宛て名のないX'mas

亮太は、深呼吸をし、動揺しそうになる自分をどうにかこうにか抑えて、サッカーボールを左手に持ち、笑って話を続けた。


「ああ、何かうまくいってるみたいっすね。気に入りました?裕美のこと」


『気に入ったも何も、めちゃめちゃ俺のタイプだよ。上品だし、女の子っぽいし、けなげだし』


「(上品…?女の子っぽい…?けな気……??どこがだよ…先輩だまされてる!)そーりゃあ、よかったっすね。アハハ」



実際の裕美には似合わない言葉ばっかり出てきたもんだから、亮太は苦笑した。


『でも、亮太さ、本当は裕美ちゃんのこと好きなんじゃねぇの?』

「はっ?」


亮太は思わず声を裏返らせた。そして、今度こそ動揺の顔色。


『だって、試合ん時も仲よさそうにしてたし、付き合い長いんだろ?』


電話の向こうの孝志は、どうなんだよ?とぐんぐん攻めてくる。

亮太はまた自分を落ち着かせて、にいっと笑って言った。


「そんな、ないっすよ。
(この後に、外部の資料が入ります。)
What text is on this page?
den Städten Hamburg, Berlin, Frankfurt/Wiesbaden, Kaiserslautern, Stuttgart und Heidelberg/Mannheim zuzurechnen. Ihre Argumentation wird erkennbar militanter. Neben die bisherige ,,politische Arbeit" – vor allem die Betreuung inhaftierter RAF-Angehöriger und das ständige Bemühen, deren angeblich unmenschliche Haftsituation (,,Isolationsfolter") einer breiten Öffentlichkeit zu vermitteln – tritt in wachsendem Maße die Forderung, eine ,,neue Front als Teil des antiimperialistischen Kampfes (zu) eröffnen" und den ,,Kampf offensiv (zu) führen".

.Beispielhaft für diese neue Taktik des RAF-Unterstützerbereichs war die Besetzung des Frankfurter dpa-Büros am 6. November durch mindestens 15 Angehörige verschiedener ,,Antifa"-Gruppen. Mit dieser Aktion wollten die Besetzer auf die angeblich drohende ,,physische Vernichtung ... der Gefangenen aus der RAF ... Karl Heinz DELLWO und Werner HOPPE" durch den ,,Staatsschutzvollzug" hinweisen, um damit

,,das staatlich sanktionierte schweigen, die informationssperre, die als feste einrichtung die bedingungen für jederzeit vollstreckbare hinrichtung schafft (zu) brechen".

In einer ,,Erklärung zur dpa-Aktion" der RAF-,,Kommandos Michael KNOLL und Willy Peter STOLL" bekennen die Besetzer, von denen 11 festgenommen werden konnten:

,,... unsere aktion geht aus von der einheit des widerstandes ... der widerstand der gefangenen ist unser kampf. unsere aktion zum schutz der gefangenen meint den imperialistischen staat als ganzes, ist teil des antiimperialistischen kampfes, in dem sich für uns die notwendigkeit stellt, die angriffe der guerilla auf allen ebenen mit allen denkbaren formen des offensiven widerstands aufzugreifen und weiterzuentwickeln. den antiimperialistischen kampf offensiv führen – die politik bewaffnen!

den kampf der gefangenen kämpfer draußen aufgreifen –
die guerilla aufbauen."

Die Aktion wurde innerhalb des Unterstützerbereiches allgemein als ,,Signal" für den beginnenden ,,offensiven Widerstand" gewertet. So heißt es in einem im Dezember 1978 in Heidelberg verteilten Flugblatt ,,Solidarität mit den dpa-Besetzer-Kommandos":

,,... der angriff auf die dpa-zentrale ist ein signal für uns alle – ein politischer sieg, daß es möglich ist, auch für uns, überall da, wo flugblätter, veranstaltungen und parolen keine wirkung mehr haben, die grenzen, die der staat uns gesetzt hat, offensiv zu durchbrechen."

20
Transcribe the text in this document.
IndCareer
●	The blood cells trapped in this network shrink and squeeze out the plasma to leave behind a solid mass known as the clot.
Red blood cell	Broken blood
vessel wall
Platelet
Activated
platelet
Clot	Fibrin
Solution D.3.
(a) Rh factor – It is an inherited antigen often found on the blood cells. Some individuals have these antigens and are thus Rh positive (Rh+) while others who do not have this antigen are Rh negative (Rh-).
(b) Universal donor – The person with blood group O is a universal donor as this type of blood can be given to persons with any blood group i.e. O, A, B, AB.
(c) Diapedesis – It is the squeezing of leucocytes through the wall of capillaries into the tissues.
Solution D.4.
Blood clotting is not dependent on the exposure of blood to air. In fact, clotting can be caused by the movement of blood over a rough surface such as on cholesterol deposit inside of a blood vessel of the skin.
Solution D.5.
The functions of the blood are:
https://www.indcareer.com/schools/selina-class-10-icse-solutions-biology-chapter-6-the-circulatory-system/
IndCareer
俺ら、くされ縁で、そんな恋愛とか、そういう雰囲気じゃないですから」


そういう雰囲気って、一体どういう雰囲気だよ?

自分の口先から出る曖昧な言葉。


『ならいいけど。後輩の好きな子を横取りとか嫌じゃん。

じゃあ…、俺告っちゃおうかなぁ。クリスマス誘われちゃったし、遊園地』


「え?」


亮太は一瞬、ズキンと胸が痛んだのが分かった。